One common reason is that homeowners are used to the lender paying the property taxes as part of the escrow process, but then find themselves responsible for the taxes once they pay off their mortgage.

It is easy to miss the payments when you are not used to paying them. Another way could be fighting a high property tax and just conveniently forgetting to pay. A little wink and nod on this one.

The municipality that you pay property taxes to has the option of selling a tax lien to another party that can try to enforce the lien. The third-party may push to have you pay the property tax debt, or it may sell the lien to yet another party.

Regardless of who has the lien, if you try to sell your home without addressing the debt, then you will run into problems.

Contractor Liens

Many homeowners sign agreements with home contractors without reading the fine print. Sometimes these agreements include a section that gives the contractor the right to place a lien on the property if the contractor is not paid in full.

A contractor lien is just another description for a mechanics lien.

Things get more complicated in these situations because contractors usually don’t hold on to the lien. Instead of trying to get the money from you they will sell the lien so they can get their money immediately.

That leads to a third-party coming to collect the debt from you and complications with your home sale.

Credit Liens

Having credit card debt is incredibly common, but fortunately, credit card companies cannot put a lien on your home unless they go to a lot of trouble to do so. For them to get a lien, they first need to have a court decide a judgment against you.

It is possible for creditors to place a lien on your home if you agree to it at the beginning, such as if you give the creditor written authorization when you try to get a loan. Over the course of my thirty-one years selling real estate, surprisingly I have seen some credit liens.

Back when short sales were in vogue, I would do a lot of these kind of transactions representing sellers who needed financial assistance. While going through the process, quite a few of these sellers had run up some credit card debt.

The attorney I worked with would have to negotiate a settlement in these circumstances.

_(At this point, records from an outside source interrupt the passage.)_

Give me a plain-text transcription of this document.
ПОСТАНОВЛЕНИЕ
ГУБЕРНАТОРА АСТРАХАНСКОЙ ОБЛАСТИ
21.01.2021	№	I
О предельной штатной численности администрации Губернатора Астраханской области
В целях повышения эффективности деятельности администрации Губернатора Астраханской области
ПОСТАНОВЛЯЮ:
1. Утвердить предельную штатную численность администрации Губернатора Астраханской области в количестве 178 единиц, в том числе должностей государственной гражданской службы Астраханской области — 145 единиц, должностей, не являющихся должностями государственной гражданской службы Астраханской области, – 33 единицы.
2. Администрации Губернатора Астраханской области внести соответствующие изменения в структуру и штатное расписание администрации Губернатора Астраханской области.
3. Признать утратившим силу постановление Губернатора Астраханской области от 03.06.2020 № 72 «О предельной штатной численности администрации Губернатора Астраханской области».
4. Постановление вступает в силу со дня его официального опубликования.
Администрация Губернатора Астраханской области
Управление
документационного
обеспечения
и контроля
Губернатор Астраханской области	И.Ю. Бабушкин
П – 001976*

Environmental Control Board Violations

Yes, it is possible to have a lien placed on your home if you fail to meet the requirements of your local environmental control board—like if you do not fix a potential hazard they have identified, or possibly even if you don’t clean up your property to meet the board’s standards.

This type of lien is far less common but worth mentioning none the less.

You Can Get Liens Removed

If you have a lien on your home and need to get it removed, you can do it. The process of getting a lien removed is relatively simple. You just have to pay the debt that leads to the lien. Once you have paid the debt, you need to get a “letter of satisfaction” from the party that filed the lien.

You need to take the letter to your local county clerk and ask for the lien to be removed. You will also want to make copies of the letter and make sure that the three major credit reporting agencies get a copy.

If you have no interest in doing this kind of work, then hire a local real estate attorney that deals with lien removal.

You May Also Be Able to Make a Deal

While it may seem simple enough to pay a debt and have a lien removed, the fact is that some debts are too big to pay—or you don’t really agree that you should have to pay them. When you find yourself in this situation, try talking with the party that filed the lien and see if you can make a deal.

Many will agree to remove a lien if you agree to payments or to pay part of the debt. Sometimes you can’t get blood out of a stone. Many smart creditors realize this after doing a bit of research. If that is the situation, you could end up paying pennies on the dollar to get the liens dealt with.

Hopefully, you have enjoyed the advice on how to deal with a lien when selling your home. It is highly advisable in situations such as these to hire a qualified real estate attorney.